表題番号:2008A-918 日付:2013/05/07
研究課題農作物被害発生地における野生動物と人間の共存に関する研究ー日本とアフリカの比較ー
研究者所属(当時) 資格 氏名
(代表者) 平山郁夫記念ボランティアセンター 助教 岩井 雪乃
研究成果概要
 「野生動物と人間の共存」は、環境保全が叫ばれる一方で開発が進む21世紀において、ますます難しい課題となっている。筆者が調査をつづけてきた東アフリカ・タンザニア連合共和国のセレンゲティ国立公園では、近年、アフリカゾウによる農作物被害が深刻な問題となっている。これは、タンザニアのみならず、ケニアやナミビア、南アフリカなど、アフリカの多くの地域で起こっている課題である。また、日本にも同じ問題があり、サル・シカ・イノシシなどの野生動物による農作物被害額は、年間196億円(2006年度)にのぼり、年々増加している。この背景には、保護政策の推進、狩猟の衰退、農作業形態の変化、都市志向など、日本とアフリカで共通する要因がある。また、被害の認識や対応に関しても、両地域ごとの固有性とともに共通する側面がある。
 本研究では、獣害問題が発生する要因を、歴史的な社会・経済構造の変化から分析する。そして、これを「被害」と認識するか、あるいは許容できるか、という被害認識の構造を、地域の文化や自然とのかかわり方から明らかにすることを目的とした。また、これを日本とアフリカで比較することにより、人間と野生動物のかかわりの普遍性と固有性を抽出し、地域住民を中心とした獣害対策と共存のためのモデルを構築することを試みた。
 調査は、①タンザニア、セレンゲティ国立公園に隣接するロバンダ村、②山梨県富士吉田市の2ヶ所でフィールドワークを実施した。

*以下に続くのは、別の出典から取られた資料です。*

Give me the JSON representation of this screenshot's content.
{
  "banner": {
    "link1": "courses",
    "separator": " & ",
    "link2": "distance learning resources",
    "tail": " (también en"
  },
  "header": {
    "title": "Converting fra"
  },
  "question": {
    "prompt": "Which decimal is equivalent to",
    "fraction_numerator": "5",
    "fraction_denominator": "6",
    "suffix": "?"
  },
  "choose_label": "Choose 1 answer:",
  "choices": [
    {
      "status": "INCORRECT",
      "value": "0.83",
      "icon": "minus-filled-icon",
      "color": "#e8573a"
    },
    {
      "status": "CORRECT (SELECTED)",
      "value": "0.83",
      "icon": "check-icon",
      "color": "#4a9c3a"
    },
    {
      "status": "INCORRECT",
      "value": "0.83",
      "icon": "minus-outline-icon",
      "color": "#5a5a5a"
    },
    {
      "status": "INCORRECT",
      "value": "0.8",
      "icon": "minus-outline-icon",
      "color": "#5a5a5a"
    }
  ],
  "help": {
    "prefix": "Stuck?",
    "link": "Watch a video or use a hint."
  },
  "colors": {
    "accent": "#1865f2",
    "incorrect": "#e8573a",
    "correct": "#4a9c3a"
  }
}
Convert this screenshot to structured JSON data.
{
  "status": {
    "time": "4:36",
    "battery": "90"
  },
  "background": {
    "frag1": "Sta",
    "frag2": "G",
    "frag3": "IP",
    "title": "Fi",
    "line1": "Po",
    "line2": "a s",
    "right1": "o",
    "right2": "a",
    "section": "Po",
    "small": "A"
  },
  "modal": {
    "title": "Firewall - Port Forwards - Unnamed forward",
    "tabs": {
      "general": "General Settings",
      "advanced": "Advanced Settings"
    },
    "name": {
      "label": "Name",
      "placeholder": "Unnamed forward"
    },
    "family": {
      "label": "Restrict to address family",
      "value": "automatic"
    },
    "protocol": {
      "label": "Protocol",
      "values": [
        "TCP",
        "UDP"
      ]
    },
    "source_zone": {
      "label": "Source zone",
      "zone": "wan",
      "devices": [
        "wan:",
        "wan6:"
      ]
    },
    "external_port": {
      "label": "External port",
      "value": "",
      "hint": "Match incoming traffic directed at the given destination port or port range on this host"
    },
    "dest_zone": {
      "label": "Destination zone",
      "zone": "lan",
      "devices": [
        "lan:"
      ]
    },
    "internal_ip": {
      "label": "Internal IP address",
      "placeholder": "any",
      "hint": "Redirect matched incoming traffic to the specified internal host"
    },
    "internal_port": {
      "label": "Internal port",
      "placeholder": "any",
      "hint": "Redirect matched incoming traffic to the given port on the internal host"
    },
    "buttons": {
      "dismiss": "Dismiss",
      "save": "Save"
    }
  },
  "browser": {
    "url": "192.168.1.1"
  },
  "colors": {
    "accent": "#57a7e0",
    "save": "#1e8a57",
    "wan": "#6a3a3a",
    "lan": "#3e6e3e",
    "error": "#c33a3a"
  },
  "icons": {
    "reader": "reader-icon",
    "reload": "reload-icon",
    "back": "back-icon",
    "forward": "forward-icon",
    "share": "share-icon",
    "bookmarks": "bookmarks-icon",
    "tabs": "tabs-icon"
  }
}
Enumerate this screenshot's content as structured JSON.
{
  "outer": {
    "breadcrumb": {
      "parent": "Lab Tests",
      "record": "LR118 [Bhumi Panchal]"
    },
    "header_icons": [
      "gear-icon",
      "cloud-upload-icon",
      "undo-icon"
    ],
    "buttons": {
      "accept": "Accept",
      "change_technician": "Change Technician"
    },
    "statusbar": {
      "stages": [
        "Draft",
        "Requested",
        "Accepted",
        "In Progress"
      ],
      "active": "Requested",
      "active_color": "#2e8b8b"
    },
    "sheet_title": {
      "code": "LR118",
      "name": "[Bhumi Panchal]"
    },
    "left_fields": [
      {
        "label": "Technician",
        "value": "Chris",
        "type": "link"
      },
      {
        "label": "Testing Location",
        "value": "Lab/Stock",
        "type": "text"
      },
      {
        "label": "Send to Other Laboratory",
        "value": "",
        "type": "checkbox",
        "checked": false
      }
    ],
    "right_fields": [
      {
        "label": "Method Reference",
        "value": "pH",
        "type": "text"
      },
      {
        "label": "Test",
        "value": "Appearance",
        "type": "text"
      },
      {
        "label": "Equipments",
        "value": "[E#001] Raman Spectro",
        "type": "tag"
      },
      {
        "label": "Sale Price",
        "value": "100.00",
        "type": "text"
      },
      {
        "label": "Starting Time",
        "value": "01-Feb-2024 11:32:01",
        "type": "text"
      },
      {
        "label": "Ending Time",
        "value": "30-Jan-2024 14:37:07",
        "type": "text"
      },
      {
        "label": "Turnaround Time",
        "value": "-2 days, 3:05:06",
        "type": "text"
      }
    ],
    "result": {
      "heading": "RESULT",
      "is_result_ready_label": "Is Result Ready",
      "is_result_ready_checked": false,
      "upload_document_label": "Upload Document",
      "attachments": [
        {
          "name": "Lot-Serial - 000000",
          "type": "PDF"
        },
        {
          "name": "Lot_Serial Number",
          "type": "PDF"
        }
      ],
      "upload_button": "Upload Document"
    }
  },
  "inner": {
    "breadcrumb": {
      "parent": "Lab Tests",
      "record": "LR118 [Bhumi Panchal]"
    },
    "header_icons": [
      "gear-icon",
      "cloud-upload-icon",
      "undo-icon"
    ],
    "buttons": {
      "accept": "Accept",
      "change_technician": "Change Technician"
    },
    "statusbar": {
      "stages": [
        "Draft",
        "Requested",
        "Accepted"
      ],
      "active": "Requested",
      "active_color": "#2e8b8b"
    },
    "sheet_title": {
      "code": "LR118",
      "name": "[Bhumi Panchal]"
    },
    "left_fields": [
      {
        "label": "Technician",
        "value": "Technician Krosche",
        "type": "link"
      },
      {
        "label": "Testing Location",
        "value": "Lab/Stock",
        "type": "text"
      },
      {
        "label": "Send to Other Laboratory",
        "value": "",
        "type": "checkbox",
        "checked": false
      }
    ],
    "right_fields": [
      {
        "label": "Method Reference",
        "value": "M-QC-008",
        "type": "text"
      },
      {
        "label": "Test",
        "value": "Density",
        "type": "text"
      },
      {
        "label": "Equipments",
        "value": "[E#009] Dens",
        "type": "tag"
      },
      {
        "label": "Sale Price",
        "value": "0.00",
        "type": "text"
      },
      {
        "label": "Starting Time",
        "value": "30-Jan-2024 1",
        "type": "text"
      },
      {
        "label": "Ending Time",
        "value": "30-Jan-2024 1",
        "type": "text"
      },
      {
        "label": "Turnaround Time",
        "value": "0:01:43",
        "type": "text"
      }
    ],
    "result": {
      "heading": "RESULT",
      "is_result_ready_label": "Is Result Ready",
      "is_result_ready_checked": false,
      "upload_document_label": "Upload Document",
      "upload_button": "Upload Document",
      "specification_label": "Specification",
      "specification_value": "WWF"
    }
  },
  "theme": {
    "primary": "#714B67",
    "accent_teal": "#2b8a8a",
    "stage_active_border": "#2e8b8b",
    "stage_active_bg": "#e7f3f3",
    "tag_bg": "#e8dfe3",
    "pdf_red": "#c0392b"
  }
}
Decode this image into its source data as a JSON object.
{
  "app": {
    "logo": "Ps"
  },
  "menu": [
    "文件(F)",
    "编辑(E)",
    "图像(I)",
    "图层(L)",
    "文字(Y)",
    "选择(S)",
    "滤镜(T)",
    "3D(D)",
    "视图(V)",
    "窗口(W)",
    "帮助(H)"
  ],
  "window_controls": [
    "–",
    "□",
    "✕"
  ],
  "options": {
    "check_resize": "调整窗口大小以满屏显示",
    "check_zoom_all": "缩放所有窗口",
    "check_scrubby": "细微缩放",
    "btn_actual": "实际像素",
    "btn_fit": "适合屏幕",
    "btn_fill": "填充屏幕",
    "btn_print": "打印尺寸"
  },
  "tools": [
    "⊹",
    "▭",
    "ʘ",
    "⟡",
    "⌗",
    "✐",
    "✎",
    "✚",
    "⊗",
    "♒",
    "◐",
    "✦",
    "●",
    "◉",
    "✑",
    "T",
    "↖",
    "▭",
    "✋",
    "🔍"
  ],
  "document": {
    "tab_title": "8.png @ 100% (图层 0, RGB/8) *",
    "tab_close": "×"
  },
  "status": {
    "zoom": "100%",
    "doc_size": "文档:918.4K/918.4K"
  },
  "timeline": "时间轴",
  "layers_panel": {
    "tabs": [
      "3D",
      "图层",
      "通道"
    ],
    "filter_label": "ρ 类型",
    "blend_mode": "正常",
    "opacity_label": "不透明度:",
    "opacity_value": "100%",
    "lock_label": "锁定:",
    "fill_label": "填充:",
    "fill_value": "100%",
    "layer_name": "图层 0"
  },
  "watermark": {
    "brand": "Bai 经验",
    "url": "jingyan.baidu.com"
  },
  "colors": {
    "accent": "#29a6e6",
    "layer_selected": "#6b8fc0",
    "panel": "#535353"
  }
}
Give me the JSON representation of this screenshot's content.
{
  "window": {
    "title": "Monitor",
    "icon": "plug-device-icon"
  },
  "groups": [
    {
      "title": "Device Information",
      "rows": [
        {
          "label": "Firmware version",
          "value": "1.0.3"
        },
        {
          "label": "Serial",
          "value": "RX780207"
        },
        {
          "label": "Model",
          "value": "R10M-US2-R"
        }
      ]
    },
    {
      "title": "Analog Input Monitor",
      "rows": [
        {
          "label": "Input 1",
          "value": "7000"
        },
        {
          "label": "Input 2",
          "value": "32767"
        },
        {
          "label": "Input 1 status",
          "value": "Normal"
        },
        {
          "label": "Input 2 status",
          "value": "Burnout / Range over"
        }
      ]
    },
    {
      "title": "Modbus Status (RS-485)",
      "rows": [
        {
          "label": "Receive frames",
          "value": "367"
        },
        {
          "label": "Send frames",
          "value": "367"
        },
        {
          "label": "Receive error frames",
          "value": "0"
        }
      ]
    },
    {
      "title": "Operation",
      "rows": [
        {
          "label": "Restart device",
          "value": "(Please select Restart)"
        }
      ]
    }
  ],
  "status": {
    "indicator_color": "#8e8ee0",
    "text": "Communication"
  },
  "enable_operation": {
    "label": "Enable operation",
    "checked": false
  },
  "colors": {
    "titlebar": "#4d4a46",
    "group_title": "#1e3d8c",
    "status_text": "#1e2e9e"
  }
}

 セレンゲティにおいては、アフリカゾウ被害に関する基礎的情報収集に加えて、近年増加している観光ホテルでの聞き取りを実施し、地元の村人の効用率や、経営への関わり方に関してデータを収集した。また、現在の狩猟の実態を明らかにするために、数少なくなっている狩猟者と行動を共にして、狩猟行動を観察した。ここからは、①村人の観光業への参入が進んでいることから、相対的に農業の比重が下がっており、ゾウ被害対策を主体的に実施するインセンティブが弱まっていること、②観光業から敵視されている狩猟活動は、小規模ながら継続されており、多くの村人が許容していることが明らかになった。
 富士吉田市においては、NGO「獣害対策支援センター」(以下センターと略す)に協力のもとで、センター職員および地域住民に聞き取り調査を行った。センターは、住宅地や畑地に出没するニホンザルをモンキードッグを使って追い払い、誘引物となる柿を除去する活動を実施している。ここからは、センター職員の努力にもかかわらず、住民による主体的な防除活動への参加は限定的であることが明らかになった。
 どちらの地域も、組織的な被害対策に住民は積極的に関わっておらず、行政に依存する姿勢が見られた。これは、住民の内在的な問題というよりも、社会・経済的に形成されてきた住民と動物の関係に原因があると考えられる。行政や自然保護団体からの関与や、農業の経済的な位置づけや社会構造の変化に関して、より調査する必要がある。